“The recent failures of Silicon Valley Bank and Signature Bank, and the decision to approve Systemic Risk Exceptions to protect the uninsured depositors at those institutions, raised fundamental questions about the role of deposit insurance in the United States banking system,” Martin J. Gruenberg, chairman of the Federal Deposit Insurance Corp (FDIC), said in a statement.
“This report is an effort to place these recent developments in the context of the history, evolution, and purpose of deposit insurance since the FDIC was created in 1933.”
As part of its analysis of the banking crisis, the FDIC outlined three options for deposit insurance reforms.
The first, it said, would be a limited coverage option which maintains the current deposit insurance framework insuring depositors’ money by up to a certain limit — possibly higher than the current $250,000 limit.
The second would be an “unlimited coverage” option that extends unlimited deposit insurance coverage to all depositors.
The third would be “targeted coverage” which offers different deposit insurance limits across account types, where business payment accounts receive significantly higher coverage than other accounts.
The report surfaced as the FDIC closed San Francisco-based First Republic Bank, the third casualty in the country’s banking crisis.

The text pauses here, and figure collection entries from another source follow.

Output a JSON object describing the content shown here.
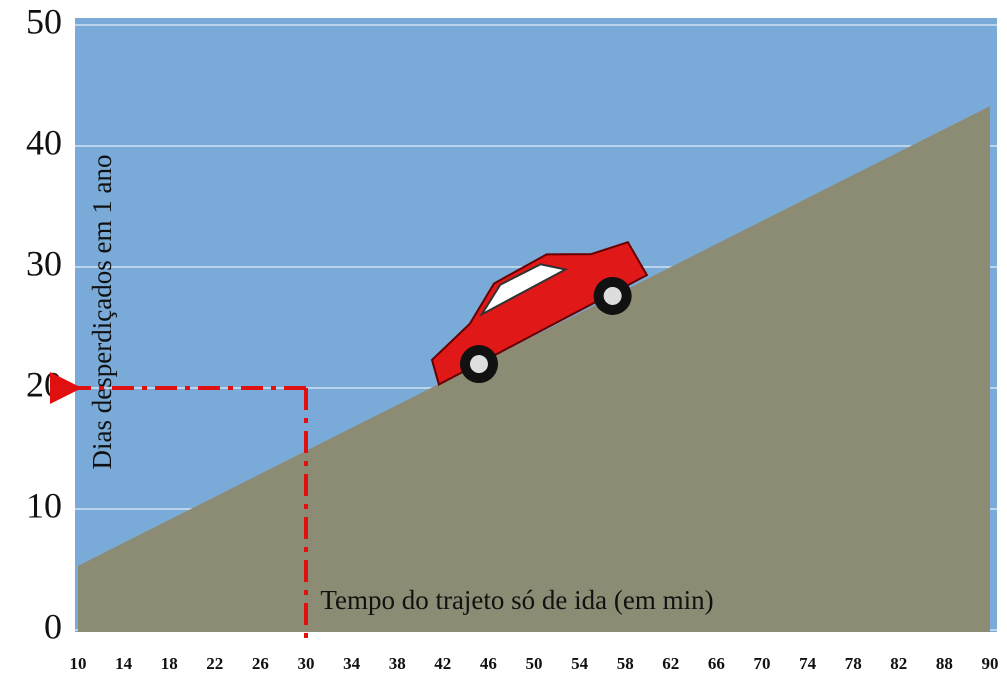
{
  "chart_data": {
    "type": "area",
    "ylabel": "Dias desperdiçados em 1 ano",
    "xlabel": "Tempo do trajeto só de ida (em min)",
    "categories": [
      10,
      14,
      18,
      22,
      26,
      30,
      34,
      38,
      42,
      46,
      50,
      54,
      58,
      62,
      66,
      70,
      74,
      78,
      82,
      88,
      90
    ],
    "values": [
      5.3,
      7.2,
      9.1,
      11.0,
      12.9,
      14.8,
      16.7,
      18.6,
      20.5,
      22.4,
      24.3,
      26.2,
      28.1,
      30.0,
      31.9,
      33.8,
      35.7,
      37.6,
      39.5,
      41.4,
      43.3
    ],
    "color": "#8c8c74",
    "background": "#7aaad8",
    "ylim": [
      0,
      50
    ],
    "yticks": [
      0,
      10,
      20,
      30,
      40,
      50
    ],
    "grid": true,
    "reference": {
      "x": 30,
      "y": 20,
      "color": "#e01010"
    }
  }
}
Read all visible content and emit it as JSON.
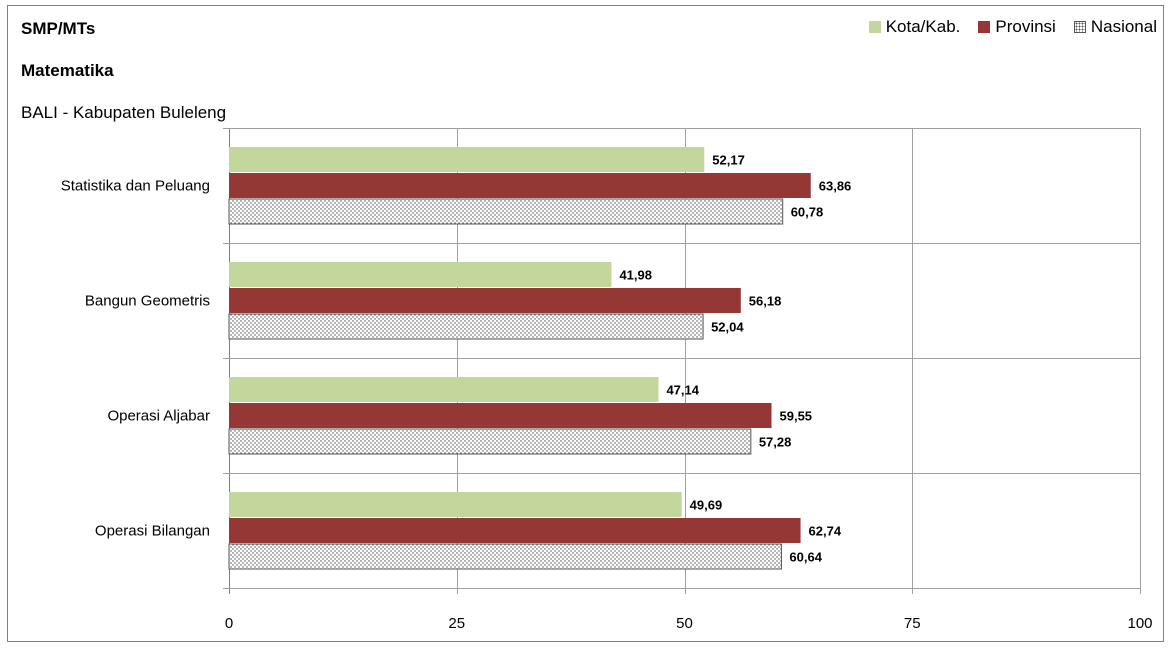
{
  "titles": {
    "line1": "SMP/MTs",
    "line2": "Matematika",
    "line3": "BALI - Kabupaten Buleleng"
  },
  "legend": {
    "kota": "Kota/Kab.",
    "provinsi": "Provinsi",
    "nasional": "Nasional"
  },
  "colors": {
    "kota": "#c3d69b",
    "provinsi": "#953735",
    "nasional_pattern": "dotted",
    "grid": "#999999"
  },
  "chart_data": {
    "type": "bar",
    "orientation": "horizontal",
    "categories": [
      "Statistika dan Peluang",
      "Bangun Geometris",
      "Operasi Aljabar",
      "Operasi Bilangan"
    ],
    "series": [
      {
        "name": "Kota/Kab.",
        "values": [
          52.17,
          41.98,
          47.14,
          49.69
        ]
      },
      {
        "name": "Provinsi",
        "values": [
          63.86,
          56.18,
          59.55,
          62.74
        ]
      },
      {
        "name": "Nasional",
        "values": [
          60.78,
          52.04,
          57.28,
          60.64
        ]
      }
    ],
    "value_labels": [
      [
        "52,17",
        "41,98",
        "47,14",
        "49,69"
      ],
      [
        "63,86",
        "56,18",
        "59,55",
        "62,74"
      ],
      [
        "60,78",
        "52,04",
        "57,28",
        "60,64"
      ]
    ],
    "xlim": [
      0,
      100
    ],
    "xticks": [
      0,
      25,
      50,
      75,
      100
    ],
    "xtick_labels": [
      "0",
      "25",
      "50",
      "75",
      "100"
    ],
    "grid": true,
    "legend_position": "top-right"
  }
}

Top US bank JPMorgan Chase bought assets and deposits worth over $330 billion that belonged to First Republic, which has struggled since the collapse of Silicon Valley Bank and Signature Bank in March,
All depositors of First Republic Bank will become depositors of JPMorgan Chase Bank, and will have full access to all of their deposits, the FDIC said. As part of the transaction, First Republic Bank’s 84 offices in eight states will reopen as branches of JPMorgan Chase Bank.